Is there some combination of index that may speed this up?


Solution

  • Let me assume that added_time is datetime or date. Then, you should express the conditions as strings. Instead, use date constants:

    SELECT COUNT(*)
    FROM datum d JOIN
         datum_type dt
         ON dt.datum_id = d.id AND
            dt.type_id = '3' 
    WHERE d.added_time >= DATE_SUB(CURDATE(), INTERVAL DAY(CURDATE()) - 1 DAY) AND
          d.added_time < DATE_ADD(DATE_SUB(CURDATE(), INTERVAL DAY(CURDATE()) - 1 DAY), INTERVAL 1 MONTH);
    

    This can take advantage of an index on datum(added_time, id) and datum_type(datum_id, type_id).

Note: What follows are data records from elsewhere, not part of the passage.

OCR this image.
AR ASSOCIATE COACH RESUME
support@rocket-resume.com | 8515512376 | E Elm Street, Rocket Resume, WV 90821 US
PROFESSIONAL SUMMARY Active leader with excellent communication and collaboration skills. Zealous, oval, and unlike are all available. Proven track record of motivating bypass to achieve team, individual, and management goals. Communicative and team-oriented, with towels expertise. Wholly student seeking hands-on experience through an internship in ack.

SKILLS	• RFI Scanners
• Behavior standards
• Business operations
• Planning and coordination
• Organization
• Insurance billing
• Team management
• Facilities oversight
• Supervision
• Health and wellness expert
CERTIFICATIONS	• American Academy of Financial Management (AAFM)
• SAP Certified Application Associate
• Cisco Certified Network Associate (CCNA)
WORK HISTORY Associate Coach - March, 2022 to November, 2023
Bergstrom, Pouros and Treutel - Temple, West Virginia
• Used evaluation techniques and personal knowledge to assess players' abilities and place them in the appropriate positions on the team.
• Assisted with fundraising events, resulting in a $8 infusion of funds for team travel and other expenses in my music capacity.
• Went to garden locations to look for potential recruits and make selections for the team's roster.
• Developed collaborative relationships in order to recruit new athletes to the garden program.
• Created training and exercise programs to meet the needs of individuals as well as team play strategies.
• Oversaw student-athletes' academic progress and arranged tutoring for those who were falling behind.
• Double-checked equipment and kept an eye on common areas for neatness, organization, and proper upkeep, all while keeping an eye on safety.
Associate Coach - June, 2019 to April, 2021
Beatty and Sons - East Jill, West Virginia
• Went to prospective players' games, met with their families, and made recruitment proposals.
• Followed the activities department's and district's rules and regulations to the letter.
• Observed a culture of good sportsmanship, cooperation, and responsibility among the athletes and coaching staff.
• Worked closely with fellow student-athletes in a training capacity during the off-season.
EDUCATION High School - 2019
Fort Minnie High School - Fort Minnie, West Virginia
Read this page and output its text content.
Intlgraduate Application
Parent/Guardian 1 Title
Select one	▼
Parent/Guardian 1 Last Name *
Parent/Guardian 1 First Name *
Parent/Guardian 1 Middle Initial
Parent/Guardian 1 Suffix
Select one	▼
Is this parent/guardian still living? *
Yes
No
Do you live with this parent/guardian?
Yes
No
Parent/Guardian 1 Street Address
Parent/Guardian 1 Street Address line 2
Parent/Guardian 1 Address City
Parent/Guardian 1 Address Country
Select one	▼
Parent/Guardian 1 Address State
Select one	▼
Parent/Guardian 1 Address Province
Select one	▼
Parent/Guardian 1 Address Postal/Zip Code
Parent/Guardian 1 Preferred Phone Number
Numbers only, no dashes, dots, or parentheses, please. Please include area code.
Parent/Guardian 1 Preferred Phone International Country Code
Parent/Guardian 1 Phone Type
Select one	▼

    If there are no duplicate records (for the count) coming from datum_type, I would suggest that you rewrite the query as:

    SELECT COUNT(*)
    FROM datum d
    WHERE d.added_time >= DATE_SUB(CURDATE(), INTERVAL DAY(CURDATE()) - 1 DAY) AND
          d.added_time < DATE_ADD(DATE_SUB(CURDATE(), INTERVAL DAY(CURDATE()) - 1 DAY), INTERVAL 1 MONTH) AND
          EXISTS (SELECT 1
                  FROM datum_type dt
                  WHERE dt.datum_id = d.id AND dt.type_id = '3'
                 );
    

    If type_id is an integer, then you should drop the single quotes. Mixing different data types in SQL can confuse the optimize and prevent the use of indexes.